The Registrar of the National Teaching Council (NTC), Dr Christian Addai-Poku says government will soon introduce an entrance assessment as part of the selection process for teacher education admissions.
The measures, he stated, would help reduce the mass failures in the Ghana Teacher Licensure Examination.
At a press briefing on Wednesday, July 12, Dr Addai-Poku said the Ministry and NTC were working to strengthen regulatory systems for teacher education institutions and to ensure compliance.
“The NTC will work to ensure that there are enough reading materials to enable the teacher trainees to prepare well for the examination,” he said.
Dr Addai-Poku said the Teacher Licensure Exams were introduced in September 2018 as part of efforts by the government to improve teacher professionalism and the quality of teaching.
The examination is to assess the competence and skills of newly trained teachers before they enter the classroom.
The Council has conducted 10 licensure examinations in the areas of essential professional skills, literacy, and numeracy.
Dr Poku disclosed that out of the 7,728 total candidates who sat for the examination last May, only 1,277 representing 16.5 per cent of that number passed the test.
The other 6,451 candidates failed the examination.

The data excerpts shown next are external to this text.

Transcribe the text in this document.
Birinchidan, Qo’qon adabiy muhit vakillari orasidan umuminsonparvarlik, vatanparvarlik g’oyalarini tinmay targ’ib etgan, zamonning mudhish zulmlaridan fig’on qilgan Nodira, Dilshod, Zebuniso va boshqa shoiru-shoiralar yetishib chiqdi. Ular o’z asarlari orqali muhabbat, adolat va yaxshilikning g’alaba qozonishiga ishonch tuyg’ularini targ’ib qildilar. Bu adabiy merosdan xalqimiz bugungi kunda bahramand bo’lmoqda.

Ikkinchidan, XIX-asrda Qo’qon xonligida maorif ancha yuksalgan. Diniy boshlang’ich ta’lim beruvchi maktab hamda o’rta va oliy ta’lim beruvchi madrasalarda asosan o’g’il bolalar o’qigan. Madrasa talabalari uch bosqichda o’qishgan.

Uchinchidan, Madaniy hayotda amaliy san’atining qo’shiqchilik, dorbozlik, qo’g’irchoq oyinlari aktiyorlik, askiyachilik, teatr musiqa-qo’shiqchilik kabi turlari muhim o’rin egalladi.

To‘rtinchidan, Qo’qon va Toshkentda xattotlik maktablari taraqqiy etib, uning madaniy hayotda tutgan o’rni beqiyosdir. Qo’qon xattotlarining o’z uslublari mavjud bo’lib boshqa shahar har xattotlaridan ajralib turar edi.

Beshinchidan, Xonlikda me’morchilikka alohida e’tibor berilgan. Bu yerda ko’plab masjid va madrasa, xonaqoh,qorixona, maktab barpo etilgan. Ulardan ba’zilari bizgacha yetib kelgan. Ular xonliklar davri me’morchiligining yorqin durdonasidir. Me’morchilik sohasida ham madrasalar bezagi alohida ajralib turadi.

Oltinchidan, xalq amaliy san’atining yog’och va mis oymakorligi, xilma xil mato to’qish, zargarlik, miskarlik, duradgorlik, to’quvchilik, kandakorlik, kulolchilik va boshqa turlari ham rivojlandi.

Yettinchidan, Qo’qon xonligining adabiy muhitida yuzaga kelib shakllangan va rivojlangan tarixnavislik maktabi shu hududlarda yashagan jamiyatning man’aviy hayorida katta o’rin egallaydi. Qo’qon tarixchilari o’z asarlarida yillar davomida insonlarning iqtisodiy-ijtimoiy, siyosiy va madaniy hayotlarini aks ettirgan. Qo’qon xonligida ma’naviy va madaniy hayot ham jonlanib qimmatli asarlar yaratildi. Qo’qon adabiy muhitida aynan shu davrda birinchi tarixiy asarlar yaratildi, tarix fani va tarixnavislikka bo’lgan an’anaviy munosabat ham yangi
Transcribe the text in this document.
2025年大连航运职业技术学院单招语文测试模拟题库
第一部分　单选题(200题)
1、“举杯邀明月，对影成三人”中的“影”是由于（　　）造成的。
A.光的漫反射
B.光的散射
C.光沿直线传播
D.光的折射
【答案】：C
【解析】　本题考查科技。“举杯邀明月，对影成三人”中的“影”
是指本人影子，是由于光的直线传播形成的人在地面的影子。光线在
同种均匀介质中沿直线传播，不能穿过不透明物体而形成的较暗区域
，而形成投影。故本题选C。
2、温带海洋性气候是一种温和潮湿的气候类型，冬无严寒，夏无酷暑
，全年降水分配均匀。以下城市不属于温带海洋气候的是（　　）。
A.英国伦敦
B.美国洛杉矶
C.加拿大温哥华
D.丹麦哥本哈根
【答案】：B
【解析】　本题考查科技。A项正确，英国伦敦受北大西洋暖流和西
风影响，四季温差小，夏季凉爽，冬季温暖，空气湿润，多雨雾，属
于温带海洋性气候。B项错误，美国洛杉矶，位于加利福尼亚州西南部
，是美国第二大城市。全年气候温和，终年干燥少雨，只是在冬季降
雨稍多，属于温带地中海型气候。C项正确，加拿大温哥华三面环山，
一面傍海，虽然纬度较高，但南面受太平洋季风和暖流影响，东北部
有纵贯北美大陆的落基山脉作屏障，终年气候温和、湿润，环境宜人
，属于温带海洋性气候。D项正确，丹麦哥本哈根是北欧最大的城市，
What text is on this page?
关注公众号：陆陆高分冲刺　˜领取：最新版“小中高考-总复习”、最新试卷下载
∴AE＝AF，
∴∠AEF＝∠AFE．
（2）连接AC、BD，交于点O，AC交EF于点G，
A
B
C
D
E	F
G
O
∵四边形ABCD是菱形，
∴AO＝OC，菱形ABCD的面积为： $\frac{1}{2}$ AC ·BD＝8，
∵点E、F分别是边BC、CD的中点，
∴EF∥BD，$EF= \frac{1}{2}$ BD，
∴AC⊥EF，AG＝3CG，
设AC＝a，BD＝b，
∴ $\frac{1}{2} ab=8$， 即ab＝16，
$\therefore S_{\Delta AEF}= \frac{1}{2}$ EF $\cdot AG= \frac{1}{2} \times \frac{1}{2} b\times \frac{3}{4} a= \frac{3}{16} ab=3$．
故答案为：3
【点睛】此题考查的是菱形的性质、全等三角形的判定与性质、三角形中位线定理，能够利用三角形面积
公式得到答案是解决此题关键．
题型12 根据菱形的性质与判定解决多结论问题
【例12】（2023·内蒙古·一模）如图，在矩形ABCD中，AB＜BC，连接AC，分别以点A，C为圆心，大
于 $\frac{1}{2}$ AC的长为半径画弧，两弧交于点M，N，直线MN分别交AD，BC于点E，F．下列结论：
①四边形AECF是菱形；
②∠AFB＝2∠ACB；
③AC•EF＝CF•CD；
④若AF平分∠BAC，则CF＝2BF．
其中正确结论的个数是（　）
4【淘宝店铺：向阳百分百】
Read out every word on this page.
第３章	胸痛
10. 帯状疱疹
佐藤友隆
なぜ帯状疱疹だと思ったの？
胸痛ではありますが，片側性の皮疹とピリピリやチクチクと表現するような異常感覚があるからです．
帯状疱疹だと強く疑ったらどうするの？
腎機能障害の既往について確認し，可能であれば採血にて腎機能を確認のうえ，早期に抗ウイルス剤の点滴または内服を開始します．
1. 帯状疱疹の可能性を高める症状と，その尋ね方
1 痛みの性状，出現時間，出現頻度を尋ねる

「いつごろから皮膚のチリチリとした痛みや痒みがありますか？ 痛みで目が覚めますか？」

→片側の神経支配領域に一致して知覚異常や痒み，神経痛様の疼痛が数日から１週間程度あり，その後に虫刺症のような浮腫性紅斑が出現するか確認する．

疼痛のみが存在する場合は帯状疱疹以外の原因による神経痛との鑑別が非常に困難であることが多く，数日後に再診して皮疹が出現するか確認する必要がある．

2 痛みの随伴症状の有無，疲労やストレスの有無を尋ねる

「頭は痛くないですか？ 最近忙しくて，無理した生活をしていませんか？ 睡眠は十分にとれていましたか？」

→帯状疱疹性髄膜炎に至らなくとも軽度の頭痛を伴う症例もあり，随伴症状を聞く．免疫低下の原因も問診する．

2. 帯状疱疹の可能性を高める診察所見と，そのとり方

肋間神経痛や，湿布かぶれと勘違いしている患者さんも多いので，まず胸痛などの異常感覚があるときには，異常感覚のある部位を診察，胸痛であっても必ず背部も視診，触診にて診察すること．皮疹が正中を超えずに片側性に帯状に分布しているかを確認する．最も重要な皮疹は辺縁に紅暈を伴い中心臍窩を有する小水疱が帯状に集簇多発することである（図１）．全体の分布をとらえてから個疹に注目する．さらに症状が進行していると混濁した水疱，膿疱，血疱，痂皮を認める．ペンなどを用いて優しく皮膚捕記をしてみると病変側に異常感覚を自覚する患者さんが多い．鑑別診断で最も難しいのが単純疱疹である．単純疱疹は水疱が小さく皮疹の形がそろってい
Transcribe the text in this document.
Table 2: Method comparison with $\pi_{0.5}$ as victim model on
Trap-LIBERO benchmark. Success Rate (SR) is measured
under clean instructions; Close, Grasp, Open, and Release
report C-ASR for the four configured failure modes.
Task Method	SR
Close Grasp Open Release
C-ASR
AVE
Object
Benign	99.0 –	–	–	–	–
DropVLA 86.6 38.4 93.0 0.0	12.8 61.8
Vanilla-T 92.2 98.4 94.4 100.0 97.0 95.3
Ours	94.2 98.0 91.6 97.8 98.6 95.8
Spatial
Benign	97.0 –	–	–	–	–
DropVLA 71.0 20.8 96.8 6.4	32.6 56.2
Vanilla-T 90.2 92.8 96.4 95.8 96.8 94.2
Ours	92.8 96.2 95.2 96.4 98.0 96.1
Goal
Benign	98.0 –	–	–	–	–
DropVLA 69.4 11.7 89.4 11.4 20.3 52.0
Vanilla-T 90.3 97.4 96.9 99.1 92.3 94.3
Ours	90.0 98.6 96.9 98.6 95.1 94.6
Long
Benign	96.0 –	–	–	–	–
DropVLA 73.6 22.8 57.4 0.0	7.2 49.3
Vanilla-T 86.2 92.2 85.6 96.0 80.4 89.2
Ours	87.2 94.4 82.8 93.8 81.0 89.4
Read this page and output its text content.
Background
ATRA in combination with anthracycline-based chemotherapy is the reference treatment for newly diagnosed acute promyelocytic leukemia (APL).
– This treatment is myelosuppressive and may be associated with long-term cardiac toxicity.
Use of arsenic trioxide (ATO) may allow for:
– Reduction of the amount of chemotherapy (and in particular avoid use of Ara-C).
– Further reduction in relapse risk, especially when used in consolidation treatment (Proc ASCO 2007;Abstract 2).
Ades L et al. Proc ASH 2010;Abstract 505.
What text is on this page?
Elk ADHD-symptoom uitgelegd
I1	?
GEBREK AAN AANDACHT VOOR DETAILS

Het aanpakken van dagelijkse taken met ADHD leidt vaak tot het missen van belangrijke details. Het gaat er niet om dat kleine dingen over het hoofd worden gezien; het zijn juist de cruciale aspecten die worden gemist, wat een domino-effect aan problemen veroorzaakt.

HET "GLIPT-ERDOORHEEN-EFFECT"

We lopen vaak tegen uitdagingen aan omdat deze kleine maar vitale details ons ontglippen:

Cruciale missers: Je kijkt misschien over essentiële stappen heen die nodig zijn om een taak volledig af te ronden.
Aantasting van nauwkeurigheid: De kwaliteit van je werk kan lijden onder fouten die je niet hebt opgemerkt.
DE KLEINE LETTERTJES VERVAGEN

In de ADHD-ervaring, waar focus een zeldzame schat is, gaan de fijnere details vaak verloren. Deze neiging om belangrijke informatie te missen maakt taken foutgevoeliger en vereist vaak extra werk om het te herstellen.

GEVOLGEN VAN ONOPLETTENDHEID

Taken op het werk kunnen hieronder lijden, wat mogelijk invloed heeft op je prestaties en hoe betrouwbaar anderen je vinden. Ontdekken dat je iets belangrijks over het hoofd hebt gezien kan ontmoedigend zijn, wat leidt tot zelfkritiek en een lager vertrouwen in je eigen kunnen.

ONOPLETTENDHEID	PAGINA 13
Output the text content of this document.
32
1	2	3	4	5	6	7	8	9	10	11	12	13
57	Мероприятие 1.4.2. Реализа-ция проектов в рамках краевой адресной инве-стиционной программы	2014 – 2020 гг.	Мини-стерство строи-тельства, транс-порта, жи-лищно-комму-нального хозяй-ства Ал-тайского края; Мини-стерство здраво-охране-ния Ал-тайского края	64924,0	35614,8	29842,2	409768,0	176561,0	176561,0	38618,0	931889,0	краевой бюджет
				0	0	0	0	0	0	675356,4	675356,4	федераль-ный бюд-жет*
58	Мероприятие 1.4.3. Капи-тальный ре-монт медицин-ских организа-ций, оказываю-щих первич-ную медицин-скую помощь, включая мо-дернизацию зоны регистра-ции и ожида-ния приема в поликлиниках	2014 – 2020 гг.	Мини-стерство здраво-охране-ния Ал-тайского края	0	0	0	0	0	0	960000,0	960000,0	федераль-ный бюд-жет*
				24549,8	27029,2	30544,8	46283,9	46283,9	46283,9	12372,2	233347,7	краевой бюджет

Dr Addai-Poku cited the introduction of serialisation or item differentials that prevented the candidates from cheating as one of the reasons for the mass failures.
Another reason was the requirement for candidates to sit the examination in institutions other than their parent establishments, which also curbed some of the malpractices.
“Judging from the examination results, it is clear that some candidates were not fit to even enter teacher education institutions,” he said.
Dr Addai-Poku said the examination appeared to question the quality of products from a distance and sandwich programmes, as most of the failures were candidates from distance training institutions.
Giving statistics to support the claim, he said that from the 2019 – 2022 examination, the regular candidates from the colleges of education saw 61,882 candidates sit for the exams, of which 45,337 passed and 16,545 failed.
However, distance, sandwich, and online educational institutions saw a total of 52,137 candidates sit the exams, out of which 29,383 failed and 22,755 passed.
Candidates had only one chance to write the examination in December 2023. In 2024, the examination would be subject-based.
The Minister of Education, Dr Yaw Osei Adutwum said the Ministry had set up a committee chaired by Reverend Samuel Ntim Fordjour, the Deputy Minister of Education.
The Committee will delve into the causes of the mass failure and look at the quality of students admitted into the teacher educational institutions and the selection procedures, among others.
The Minister said the Ministry was determined to ensure more opportunities for the trainees by giving them the platform to redeem themselves and pass the licensure examinations.
He said the Ministry was working to set up processes to ensure alignment between stakeholders in the educational space to address the causes of mass failures in the examinations.